9. Security and Compatibility

  • Access control: Only the session owner may issue /release_kv_cache-equivalent requests.
  • cache_sharing option: Users can control whether blocks are allowed to be shared across sessions (disabled by default in tenant-isolation scenarios).
  • Backward compatibility: When session-related parameters are omitted, the system falls back to standard LRU behavior with zero additional overhead.

10. Open Questions

  1. [Critical] Design the architecture: Design the architecture for storing the meta data for KV$ blocks, manage & operate the KV& storage, and interact with vLLM.
  2. [Critical] Hash algorithm drift risk in Path 1: vLLM's prefix cache rolling hash algorithm is not a stable public API and may change in future releases. Should agentic-api introduce a version-detection mechanism, or should hash algorithm synchronization be incorporated into a vLLM version compatibility test matrix?
  3. [Critical] Performance impact of the /tokenize RTT in Path 1: Path 1 requires an additional /tokenize call per session. Is this RTT acceptable under high-concurrency workloads? Should token_ids be cached at the response level or the session level?
  4. vLLM upstream PR strategy (Path 2): Once Path 1 is stable, the team should push Path 2 to the vLLM community (adding a kv_cache_blocks field to the response usage object).
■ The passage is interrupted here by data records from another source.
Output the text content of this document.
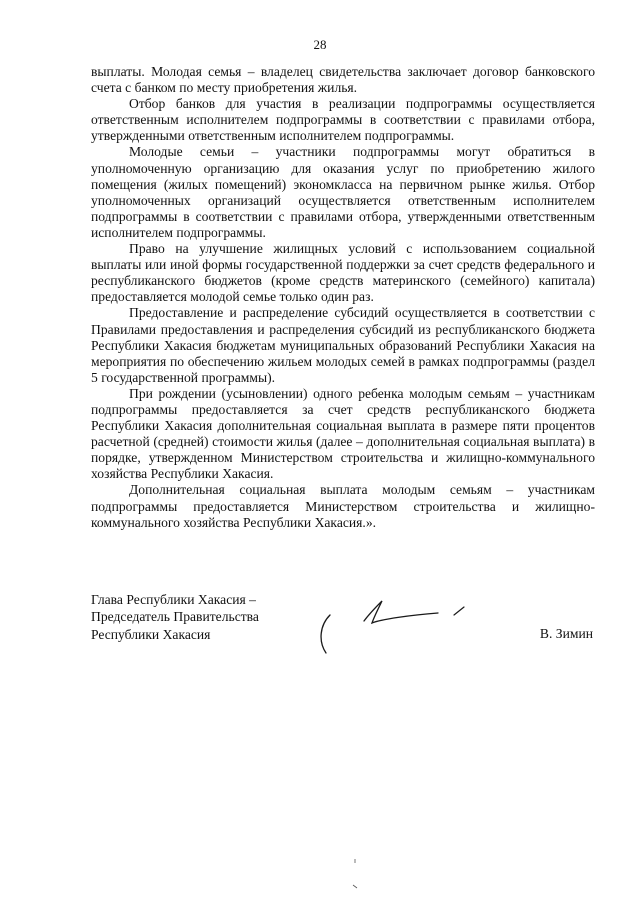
28

выплаты. Молодая семья – владелец свидетельства заключает договор банковского счета с банком по месту приобретения жилья.

Отбор банков для участия в реализации подпрограммы осуществляется ответственным исполнителем подпрограммы в соответствии с правилами отбора, утвержденными ответственным исполнителем подпрограммы.

Молодые семьи – участники подпрограммы могут обратиться в уполномоченную организацию для оказания услуг по приобретению жилого помещения (жилых помещений) экономкласса на первичном рынке жилья. Отбор уполномоченных организаций осуществляется ответственным исполнителем подпрограммы в соответствии с правилами отбора, утвержденными ответственным исполнителем подпрограммы.

Право на улучшение жилищных условий с использованием социальной выплаты или иной формы государственной поддержки за счет средств федерального и республиканского бюджетов (кроме средств материнского (семейного) капитала) предоставляется молодой семье только один раз.

Предоставление и распределение субсидий осуществляется в соответствии с Правилами предоставления и распределения субсидий из республиканского бюджета Республики Хакасия бюджетам муниципальных образований Республики Хакасия на мероприятия по обеспечению жильем молодых семей в рамках подпрограммы (раздел 5 государственной программы).

При рождении (усыновлении) одного ребенка молодым семьям – участникам подпрограммы предоставляется за счет средств республиканского бюджета Республики Хакасия дополнительная социальная выплата в размере пяти процентов расчетной (средней) стоимости жилья (далее – дополнительная социальная выплата) в порядке, утвержденном Министерством строительства и жилищно-коммунального хозяйства Республики Хакасия.

Дополнительная социальная выплата молодым семьям – участникам подпрограммы предоставляется Министерством строительства и жилищно-коммунального хозяйства Республики Хакасия.».

Глава Республики Хакасия –
Председатель Правительства
Республики Хакасия	В. Зимин
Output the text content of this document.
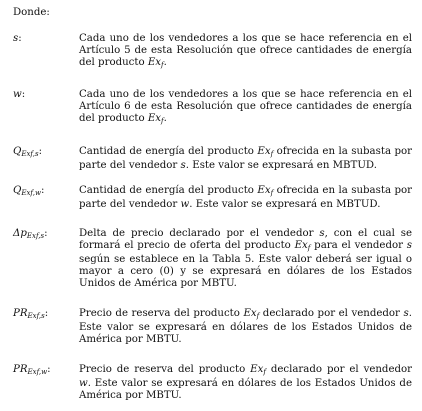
Donde:
s:	Cada uno de los vendedores a los que se hace referencia en el Artículo 5 de esta Resolución que ofrece cantidades de energía del producto $Ex_f$.
w:	Cada uno de los vendedores a los que se hace referencia en el Artículo 6 de esta Resolución que ofrece cantidades de energía del producto $Ex_f$.
$Q_{Exf,s}$:	Cantidad de energía del producto $Ex_f$ ofrecida en la subasta por parte del vendedor s. Este valor se expresará en MBTUD.
$Q_{Exf,w}$:	Cantidad de energía del producto $Ex_f$ ofrecida en la subasta por parte del vendedor w. Este valor se expresará en MBTUD.
$\Delta p_{Exf,s}$:	Delta de precio declarado por el vendedor s, con el cual se formará el precio de oferta del producto $Ex_f$ para el vendedor s según se establece en la Tabla 5. Este valor deberá ser igual o mayor a cero (0) y se expresará en dólares de los Estados Unidos de América por MBTU.
$PR_{Exf,s}$:	Precio de reserva del producto $Ex_f$ declarado por el vendedor s. Este valor se expresará en dólares de los Estados Unidos de América por MBTU.
$PR_{Exf,w}$:	Precio de reserva del producto $Ex_f$ declarado por el vendedor w. Este valor se expresará en dólares de los Estados Unidos de América por MBTU.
What is the right timing and priority for this PR?
  5. How should KV block format serialization be standardized between Mooncake Store (hot tier) and vLLM's internal format?
  6. What is the right metadata store for Session Cache Manager — SQLite for single-node deployments, or PostgreSQL for production?
  7. What triggers session migration across multiple vLLM instances?

Alternatives considered

No response

Additional context

11. Implementation Milestones (TBD)

Milestone Scope
M1 Path 1: Call /tokenize + reproduce block hash algorithm to establish precise block-session mapping; implement hash algorithm version-compatibility mechanism
M2 Warm tier management using LMCache / Mooncake Store
M3 Cold tier management + archival to object storage (S3)
M4 Cross-instance session migration logic for KV cache blocks
M5 Path 2 (alternative): Submit upstream PR to vLLM to add kv_cache_blocks to the response usage field
M6 Path 3 (alternative): Submit upstream PR to vLLM to add session_id passthrough in request parameters and KVCacheBlock; refactor agentic-api to maintain the mapping via asynchronous queries, eliminating hash algorithm coupling entirely

12. Key Supplementary Notes

  1. Engineering path for session-block mapping: Path 1 (content hash reconstruction) is the primary near-term implementation, requiring no upstream vLLM changes. Path 2 (vLLM response metadata) and Path 3 (native session_id passthrough in vLLM) are treated as future evolution options to be pursued after Path 1 is stable.
  2. Coordination with ADR-02 storage design: The block-session mapping can be implemented as a sub-table within the Multi-table structure rather than as an independent component, reducing architectural fragmentation.
  3. Explicit non-goals: agentic-api will not re-implement the tokenizer (Path 1 calls vLLM's /tokenize endpoint instead); it will not replace vLLM's internal LRU mechanism (it augments and guides it). This is consistent with the architectural principles in ADR-01.